# Chucky (Child's Play) TV Show Is Excellent



## Captainnumber36 (Jan 19, 2017)

It's getting great reviews. I watched the first episode and it blew my mind, so well written. It digs deep into psychological, and physical warfare.

I highly recommend it.

https://www.google.com/search?q=Chu...22i29i30l9.7471j0j15&sourceid=chrome&ie=UTF-8


----------



## Chibi Ubu (11 mo ago)

Thanks for the tip. Chucky gets lucky, eh? I'll check it out.

Here's a tip: Look for Hell Girl under anime (Japanese language, English subtitled only, please).
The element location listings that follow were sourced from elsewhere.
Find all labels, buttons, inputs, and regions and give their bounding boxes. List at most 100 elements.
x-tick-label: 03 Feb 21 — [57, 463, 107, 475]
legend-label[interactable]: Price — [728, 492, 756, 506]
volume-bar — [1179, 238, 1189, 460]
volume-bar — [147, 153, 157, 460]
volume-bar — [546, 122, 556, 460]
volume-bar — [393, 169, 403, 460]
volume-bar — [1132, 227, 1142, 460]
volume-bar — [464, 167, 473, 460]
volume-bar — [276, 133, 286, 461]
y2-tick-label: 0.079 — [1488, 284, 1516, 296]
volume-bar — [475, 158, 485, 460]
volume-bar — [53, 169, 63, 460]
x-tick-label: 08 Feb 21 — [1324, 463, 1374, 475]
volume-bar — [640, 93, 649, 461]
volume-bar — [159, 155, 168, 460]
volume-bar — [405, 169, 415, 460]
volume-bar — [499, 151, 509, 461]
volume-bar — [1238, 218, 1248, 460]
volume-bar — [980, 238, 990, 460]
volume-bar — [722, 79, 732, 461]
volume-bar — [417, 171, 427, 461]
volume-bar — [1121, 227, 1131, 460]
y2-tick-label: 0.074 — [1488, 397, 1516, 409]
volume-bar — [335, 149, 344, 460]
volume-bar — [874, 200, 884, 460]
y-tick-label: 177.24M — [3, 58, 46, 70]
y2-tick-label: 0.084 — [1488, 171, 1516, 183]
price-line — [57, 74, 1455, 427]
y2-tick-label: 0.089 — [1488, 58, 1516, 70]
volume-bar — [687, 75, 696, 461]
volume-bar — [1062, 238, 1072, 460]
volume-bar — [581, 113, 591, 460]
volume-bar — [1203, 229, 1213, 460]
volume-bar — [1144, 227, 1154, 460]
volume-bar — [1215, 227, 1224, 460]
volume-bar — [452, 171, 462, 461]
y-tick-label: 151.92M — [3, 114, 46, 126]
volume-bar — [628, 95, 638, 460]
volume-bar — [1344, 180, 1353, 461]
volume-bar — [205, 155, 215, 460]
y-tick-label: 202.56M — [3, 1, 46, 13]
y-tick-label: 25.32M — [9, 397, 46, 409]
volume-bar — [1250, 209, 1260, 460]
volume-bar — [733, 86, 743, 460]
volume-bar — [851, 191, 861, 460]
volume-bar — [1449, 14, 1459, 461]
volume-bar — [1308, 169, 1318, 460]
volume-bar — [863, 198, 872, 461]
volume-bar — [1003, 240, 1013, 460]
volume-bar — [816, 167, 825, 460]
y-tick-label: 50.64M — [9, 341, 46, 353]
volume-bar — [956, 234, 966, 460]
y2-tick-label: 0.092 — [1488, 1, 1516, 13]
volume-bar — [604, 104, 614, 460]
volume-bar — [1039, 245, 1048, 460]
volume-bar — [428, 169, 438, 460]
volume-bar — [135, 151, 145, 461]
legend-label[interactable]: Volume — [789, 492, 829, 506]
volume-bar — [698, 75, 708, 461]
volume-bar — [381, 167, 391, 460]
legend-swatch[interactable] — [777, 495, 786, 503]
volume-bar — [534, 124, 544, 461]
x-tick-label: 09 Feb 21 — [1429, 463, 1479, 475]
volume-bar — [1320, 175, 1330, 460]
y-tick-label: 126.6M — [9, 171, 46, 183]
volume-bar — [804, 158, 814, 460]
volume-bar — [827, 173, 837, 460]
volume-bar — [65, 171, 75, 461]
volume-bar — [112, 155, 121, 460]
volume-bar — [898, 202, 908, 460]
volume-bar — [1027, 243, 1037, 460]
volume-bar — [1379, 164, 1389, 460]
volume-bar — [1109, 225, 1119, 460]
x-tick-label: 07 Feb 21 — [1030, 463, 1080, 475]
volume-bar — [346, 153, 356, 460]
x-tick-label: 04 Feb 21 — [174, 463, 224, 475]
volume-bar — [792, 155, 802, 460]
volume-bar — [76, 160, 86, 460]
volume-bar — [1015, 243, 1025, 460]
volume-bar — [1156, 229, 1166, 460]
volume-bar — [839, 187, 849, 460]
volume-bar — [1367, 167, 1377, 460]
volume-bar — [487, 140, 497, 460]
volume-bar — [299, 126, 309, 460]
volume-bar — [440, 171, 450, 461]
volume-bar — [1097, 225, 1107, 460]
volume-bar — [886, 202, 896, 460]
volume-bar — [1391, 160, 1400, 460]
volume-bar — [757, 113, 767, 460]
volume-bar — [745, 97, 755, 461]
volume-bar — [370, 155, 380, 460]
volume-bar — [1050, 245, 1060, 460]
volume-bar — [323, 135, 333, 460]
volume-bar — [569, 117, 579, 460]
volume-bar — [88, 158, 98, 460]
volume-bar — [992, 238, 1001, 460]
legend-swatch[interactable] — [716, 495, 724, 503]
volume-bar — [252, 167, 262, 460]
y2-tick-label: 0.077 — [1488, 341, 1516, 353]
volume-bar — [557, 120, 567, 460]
There are three seasons:

https://myanimelist.net/anime/228/Jigoku_Shoujo:devil:


----------



## Captainnumber36 (Jan 19, 2017)

Chibi Ubu said:


> Thanks for the tip. Chucky gets lucky, eh? I'll check it out.
> 
> Here's a tip: Look for Hell Girl under anime (Japanese language, English subtitled only, please). There are three seasons:
> 
> https://myanimelist.net/anime/228/Jigoku_Shoujo:devil:


That sounds interesting! I don't really watch much TV though, I'm much too obsessed with music.


----------